Loading a container onto a ship, by contrast, could happen in less than eight hours and at a rate of just sixteen cents per ton. Not only were the trucks back on the road sooner, but the ships were back on the water much faster too. The new efficiencies were hugely significant and they were everywhere. The challenge was that McLean was the only person who saw it this way. He was David.
Understand, McLean had no supporters - no other shipping companies wanted any part of it and the unions were violently opposed to this threat to their way of life. Even his own sales force could not comprehend the magnitude of the change that McLean was willing to work through. What McLean had was a powerful vision, a burning desire to make it happen quickly and boundless contempt for the word “impossible.”
Of course, we know how the story ends: intermodal containerized freight is now the standard for shipping: it’s everywhere. McLean overcame what must have seemed like insurmountable obstacles to make it happen - standardizing of all shipping containers, everywhere. The manufacturing and installation of specialized cranes that could handle the shape and weight of this new mode. But by far the biggest obstacle he had to overcome was that nobody could else could understand how McLean had completely re-framed every freight and shipping-related business.
The steamship captains wanted to keep being captains of the steamship business. The trucking industry magnates wanted to keep being the kingpins of the trucking industry. Likewise with the railroad people. The entrenched industries were Goliath.
McLean had come to realize that they were all now simply “in the stuff-moving business.” That was their new work. That was what they offered to their customers.

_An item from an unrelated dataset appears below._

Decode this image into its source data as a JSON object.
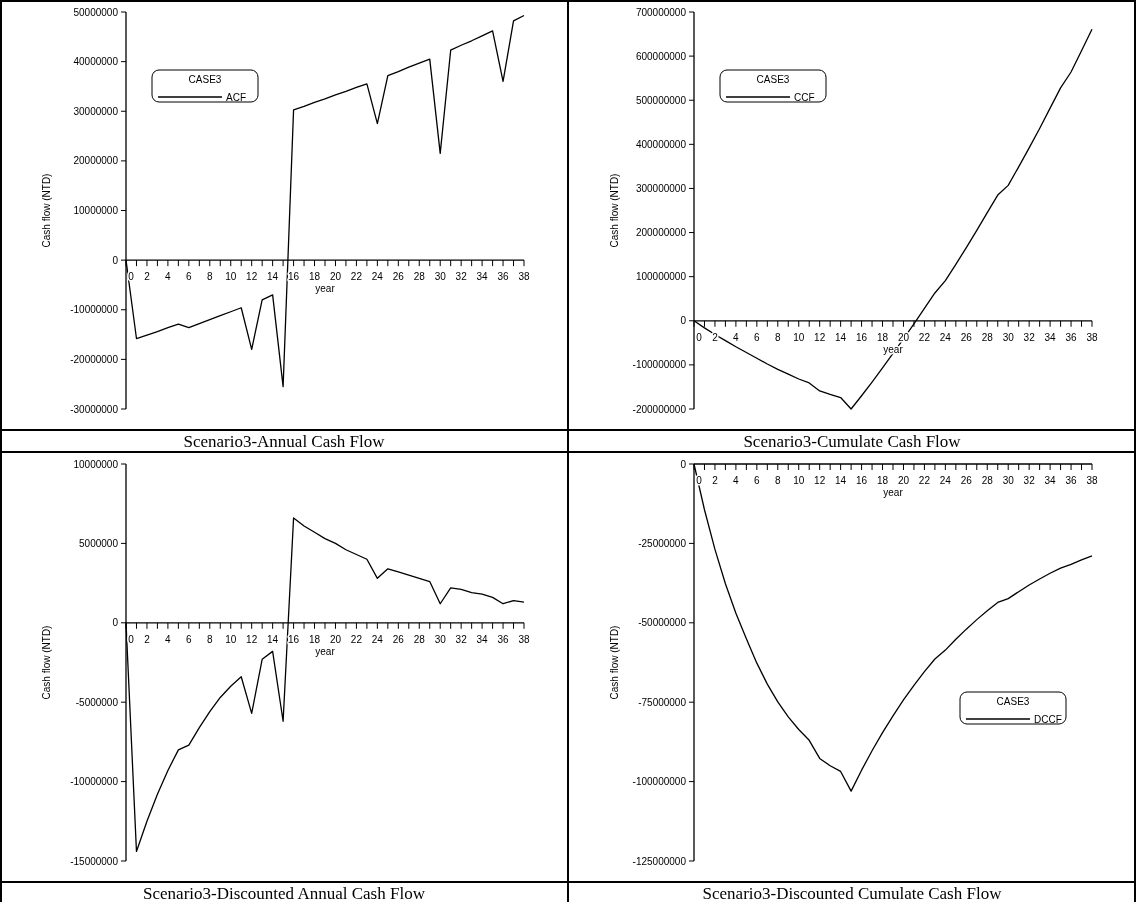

Gladwell says that if we look at a list of top-performing shipping companies in the early 1950’s versus now, there is no overlap at all. Companies who were in love with their previous success and hubris which focused more on the mode than the actual outcome fell away with time as new McLean and his intermodal “stuff-moving” methods took to the roads, rails and sea. They are all gone because they could not accept the re-frame.